Rushfield watched the first two seasons over a two-week period and quickly became obsessed. “I could not at any given time tell you exactly what is happening or why it is happening, but I do know when someone does something very, very good or very, very bad and this sustains me,” wrote Rushfield. “The show has won me over and I am now a devout fan though, as I said, I still couldn’t for the life of me tell you what actually happened in it.”

But the show has won its adherents for more than just the neck-snapping plot twists that liberally pepper the narrative. Season 2 featured climactic battles, character deaths, and surprising heroes. (“Dinklage is the new Drogo,” wrote Muharrar.) A Season 1 reveal—that lead character Eddard Stark (Sean Bean) wasn’t making it out of the season alive—proved just how willing Martin, and the show, are willing to go against the grain of audience expectations.

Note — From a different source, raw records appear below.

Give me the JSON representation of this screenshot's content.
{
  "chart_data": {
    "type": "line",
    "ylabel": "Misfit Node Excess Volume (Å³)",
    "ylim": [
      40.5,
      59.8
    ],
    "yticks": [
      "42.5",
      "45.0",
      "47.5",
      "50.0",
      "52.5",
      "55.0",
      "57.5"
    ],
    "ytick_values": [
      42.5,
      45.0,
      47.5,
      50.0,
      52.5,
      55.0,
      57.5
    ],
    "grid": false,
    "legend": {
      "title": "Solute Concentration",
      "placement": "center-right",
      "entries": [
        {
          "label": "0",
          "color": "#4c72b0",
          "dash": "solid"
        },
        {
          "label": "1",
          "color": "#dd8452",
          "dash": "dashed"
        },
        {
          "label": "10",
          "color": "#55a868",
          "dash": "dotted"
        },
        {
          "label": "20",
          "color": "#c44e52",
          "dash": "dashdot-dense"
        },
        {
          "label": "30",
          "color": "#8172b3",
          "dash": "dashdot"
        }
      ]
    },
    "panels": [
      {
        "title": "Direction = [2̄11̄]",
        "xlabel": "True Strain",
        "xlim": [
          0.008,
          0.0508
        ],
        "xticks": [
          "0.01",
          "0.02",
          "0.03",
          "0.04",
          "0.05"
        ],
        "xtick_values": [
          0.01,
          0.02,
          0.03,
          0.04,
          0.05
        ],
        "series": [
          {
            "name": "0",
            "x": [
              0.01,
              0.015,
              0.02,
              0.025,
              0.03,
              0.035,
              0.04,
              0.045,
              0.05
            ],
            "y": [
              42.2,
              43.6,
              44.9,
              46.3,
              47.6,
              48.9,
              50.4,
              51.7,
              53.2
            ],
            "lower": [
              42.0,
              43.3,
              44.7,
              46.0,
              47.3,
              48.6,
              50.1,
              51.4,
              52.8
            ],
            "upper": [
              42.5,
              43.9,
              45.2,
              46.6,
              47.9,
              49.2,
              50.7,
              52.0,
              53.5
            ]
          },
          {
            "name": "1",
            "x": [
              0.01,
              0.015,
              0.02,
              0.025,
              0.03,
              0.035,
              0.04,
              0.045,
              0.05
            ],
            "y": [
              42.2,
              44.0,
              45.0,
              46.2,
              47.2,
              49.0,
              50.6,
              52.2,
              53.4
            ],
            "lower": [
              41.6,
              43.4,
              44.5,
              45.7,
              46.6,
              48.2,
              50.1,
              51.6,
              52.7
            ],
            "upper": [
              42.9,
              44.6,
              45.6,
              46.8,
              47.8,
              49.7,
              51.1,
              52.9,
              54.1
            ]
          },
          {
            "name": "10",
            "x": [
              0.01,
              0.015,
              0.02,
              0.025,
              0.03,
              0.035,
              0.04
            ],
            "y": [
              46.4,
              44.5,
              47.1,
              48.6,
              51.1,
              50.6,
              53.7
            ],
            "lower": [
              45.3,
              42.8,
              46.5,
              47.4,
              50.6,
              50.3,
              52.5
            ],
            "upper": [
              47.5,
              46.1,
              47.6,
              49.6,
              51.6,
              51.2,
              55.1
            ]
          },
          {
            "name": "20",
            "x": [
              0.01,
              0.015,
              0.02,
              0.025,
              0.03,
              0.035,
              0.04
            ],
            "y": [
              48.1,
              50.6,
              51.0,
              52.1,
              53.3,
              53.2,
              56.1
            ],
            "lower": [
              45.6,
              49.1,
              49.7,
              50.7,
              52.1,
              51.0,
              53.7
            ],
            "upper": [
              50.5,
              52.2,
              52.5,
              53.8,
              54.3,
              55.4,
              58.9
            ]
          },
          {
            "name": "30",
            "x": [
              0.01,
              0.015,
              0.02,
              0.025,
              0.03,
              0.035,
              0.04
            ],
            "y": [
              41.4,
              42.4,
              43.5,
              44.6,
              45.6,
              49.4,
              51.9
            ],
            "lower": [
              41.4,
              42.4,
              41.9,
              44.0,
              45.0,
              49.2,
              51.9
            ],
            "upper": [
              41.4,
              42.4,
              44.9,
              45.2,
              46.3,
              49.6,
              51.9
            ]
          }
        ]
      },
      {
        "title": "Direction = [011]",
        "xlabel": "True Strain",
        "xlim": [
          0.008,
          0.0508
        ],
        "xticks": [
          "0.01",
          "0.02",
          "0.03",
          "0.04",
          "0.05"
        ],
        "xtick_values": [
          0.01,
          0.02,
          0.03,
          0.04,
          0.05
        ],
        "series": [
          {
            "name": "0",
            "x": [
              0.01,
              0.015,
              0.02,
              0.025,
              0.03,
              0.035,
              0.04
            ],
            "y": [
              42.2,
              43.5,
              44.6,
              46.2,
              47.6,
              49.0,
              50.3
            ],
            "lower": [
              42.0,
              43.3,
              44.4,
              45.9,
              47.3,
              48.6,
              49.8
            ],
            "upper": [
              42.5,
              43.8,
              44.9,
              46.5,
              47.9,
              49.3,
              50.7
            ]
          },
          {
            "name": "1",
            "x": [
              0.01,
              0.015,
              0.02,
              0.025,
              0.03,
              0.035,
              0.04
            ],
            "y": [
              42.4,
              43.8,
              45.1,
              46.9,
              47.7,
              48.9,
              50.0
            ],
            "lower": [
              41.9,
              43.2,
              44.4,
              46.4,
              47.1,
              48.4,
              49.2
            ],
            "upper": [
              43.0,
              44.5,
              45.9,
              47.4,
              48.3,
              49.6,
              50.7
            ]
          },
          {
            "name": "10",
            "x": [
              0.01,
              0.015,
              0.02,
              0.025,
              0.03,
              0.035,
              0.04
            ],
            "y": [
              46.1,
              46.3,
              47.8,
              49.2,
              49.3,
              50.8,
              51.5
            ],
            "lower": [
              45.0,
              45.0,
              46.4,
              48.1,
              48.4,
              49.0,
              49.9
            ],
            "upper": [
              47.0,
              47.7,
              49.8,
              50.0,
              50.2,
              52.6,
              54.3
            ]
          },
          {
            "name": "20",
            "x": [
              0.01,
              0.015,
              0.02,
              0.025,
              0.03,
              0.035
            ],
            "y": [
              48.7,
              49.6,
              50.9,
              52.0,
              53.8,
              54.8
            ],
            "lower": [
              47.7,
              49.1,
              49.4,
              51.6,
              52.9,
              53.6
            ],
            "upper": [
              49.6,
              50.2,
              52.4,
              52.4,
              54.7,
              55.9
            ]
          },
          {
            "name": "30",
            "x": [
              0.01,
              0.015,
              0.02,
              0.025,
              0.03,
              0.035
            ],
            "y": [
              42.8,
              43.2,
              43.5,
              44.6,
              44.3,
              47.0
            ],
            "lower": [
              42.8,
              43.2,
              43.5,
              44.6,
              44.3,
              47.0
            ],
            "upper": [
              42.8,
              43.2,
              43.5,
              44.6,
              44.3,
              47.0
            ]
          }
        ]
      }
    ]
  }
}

“[It’s] so cool when a show can change its own rules,” said Community co-executive producer Andy Bobrow, pointing toward the Eddard Stark beheading twist and the rise of Emilia Clarke’s khaleesi, Daenerys Targaryen. “We definitely aspire to that here.”

That sort of maverick plotting and subversion of audience anticipation has become a cornerstone of Community and other comedies like Parks and Recreation, which are willing to shake up their foundations. (Not everyone approaches Game of Thrones’ narrative lessons with as much seriousness as Bobrow: “If you think you’ve included enough boobs in one episode,” joked Muharrar, “that’s exactly when you should add more boobs.”)

Parks has proven itself to be a friend of the Starks, integrating Game of Thrones references in the show. “The actors are just as big fans as the writers,” Muharrar wrote. “There was a Parks/Game of Thrones hashtag going on Twitter for a bit that started after I tweeted at [creator] Mike Schur that I had a dream about our worlds colliding.”

The devotion to Game of Thrones goes beyond mere in-jokes, however. The show is an extraordinary adaptation of Martin’s sprawling book series, brought to life with cinematic sweep and a painstaking attention to detail. Beyond the bloody battles and betrayals, could the stories of loss, ambition, love, jealousy, and rage even be … relatable?

“This is not a slam on the show Girls, because I think it is a really well-done show, and I admire it immensely,” said Zuker. “But sometimes that world is more alien to me than the world in Game of Thrones, [whose] strength is that it is telling uniquely human, down-to-earth stories against this insane backdrop.”

“Westeros is more real than the sex lives of 20-something women to me,” he said, laughing. “I’m more likely to fight a dragon than to have sex with these young women.”